The simian virus 40 core origin of replication consists of nucleotides 5211 through 31. These 64 base pairs contain three functional domains with strict sequence requirements and two spacer regions with relaxed sequence specificity but precise positional constraints. The early domain extends for 10 contiguous base pairs between nucleotides 5211 and 5220. A 9-base pair spacer from sequences 5221 through 5229 separates the early domain from the 23-base pair central palindrome that directs the binding of T antigen. The late end of the core between nucleotides 12 and 31 also contains spacer and sequence-specific functions that are not yet completely mapped. We propose that the sequence-specific domains are interaction sites for viral and cellular proteins, determinants of DNA conformation, or both. The spacers would position these signals at required distances and rotations relative to one another.

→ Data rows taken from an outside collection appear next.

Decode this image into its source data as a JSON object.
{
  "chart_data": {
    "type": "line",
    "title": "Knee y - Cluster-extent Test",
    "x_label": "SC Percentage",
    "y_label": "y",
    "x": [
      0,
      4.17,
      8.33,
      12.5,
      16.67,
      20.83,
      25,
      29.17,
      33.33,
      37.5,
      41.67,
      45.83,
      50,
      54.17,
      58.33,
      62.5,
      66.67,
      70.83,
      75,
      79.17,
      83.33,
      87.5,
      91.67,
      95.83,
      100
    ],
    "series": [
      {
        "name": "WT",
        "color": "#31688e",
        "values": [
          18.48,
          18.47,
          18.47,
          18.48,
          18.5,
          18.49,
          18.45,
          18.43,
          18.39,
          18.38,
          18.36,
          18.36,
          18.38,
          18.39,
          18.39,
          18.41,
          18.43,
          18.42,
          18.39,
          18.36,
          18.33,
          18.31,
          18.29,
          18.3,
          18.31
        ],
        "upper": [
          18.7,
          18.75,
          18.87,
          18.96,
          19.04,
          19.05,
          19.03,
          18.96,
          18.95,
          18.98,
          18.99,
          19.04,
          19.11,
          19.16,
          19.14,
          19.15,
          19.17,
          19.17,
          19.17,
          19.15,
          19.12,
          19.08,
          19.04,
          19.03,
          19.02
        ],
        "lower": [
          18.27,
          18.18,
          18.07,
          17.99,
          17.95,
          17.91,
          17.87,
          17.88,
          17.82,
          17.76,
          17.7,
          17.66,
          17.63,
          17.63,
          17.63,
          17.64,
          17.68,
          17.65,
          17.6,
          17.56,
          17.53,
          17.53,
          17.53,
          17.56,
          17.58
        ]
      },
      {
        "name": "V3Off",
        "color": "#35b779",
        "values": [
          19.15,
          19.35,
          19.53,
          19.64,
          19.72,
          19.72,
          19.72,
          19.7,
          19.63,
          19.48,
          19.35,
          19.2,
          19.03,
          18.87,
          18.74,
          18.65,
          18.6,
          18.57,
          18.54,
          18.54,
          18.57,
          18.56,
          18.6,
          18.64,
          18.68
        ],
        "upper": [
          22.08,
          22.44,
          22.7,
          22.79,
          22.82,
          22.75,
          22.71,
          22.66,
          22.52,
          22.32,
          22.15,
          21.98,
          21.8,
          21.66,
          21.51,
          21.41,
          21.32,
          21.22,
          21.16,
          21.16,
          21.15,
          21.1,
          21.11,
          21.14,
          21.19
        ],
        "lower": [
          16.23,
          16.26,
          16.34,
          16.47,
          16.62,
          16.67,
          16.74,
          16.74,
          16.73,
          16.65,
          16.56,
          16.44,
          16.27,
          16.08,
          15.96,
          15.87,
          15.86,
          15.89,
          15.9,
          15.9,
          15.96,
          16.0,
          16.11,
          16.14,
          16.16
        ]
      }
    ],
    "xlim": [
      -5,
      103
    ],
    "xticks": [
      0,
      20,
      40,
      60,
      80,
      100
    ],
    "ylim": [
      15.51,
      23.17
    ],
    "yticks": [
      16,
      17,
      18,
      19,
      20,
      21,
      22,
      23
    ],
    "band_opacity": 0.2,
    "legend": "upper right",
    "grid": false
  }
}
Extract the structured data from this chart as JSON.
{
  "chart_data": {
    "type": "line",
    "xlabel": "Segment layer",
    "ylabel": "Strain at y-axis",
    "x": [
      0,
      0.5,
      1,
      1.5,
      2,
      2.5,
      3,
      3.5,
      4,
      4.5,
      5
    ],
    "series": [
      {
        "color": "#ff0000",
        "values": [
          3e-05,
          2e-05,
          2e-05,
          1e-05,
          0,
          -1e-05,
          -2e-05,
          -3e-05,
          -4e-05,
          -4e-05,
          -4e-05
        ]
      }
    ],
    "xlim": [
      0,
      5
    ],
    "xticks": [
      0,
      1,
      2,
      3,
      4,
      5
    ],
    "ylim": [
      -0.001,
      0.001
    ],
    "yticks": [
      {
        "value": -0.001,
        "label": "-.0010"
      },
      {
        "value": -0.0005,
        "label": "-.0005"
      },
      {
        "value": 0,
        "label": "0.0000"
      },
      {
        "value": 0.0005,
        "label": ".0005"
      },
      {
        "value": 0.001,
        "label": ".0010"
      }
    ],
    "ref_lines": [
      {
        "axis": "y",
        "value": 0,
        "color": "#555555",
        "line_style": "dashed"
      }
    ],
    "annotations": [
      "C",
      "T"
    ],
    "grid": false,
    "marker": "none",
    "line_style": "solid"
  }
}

猿猴病毒40核心复制起点由5211至31号核苷酸组成。这64个碱基对包含三个具有严格序列要求的功能域以及两个序列特异性较宽松但位置限制精确的间隔区。早期结构域在5211至5220号核苷酸之间延伸10个连续的碱基对。5221至5229号序列中的一个9碱基对间隔区将早期结构域与指导T抗原结合的23碱基对中央回文结构分隔开。核心结构的晚期末端在12至31号核苷酸之间也包含尚未完全定位的间隔区和序列特异性功能。我们认为,序列特异性结构域是病毒和细胞蛋白的相互作用位点、DNA构象的决定因素,或兼而有之。间隔区会将这些信号定位在彼此所需的距离和旋转角度上。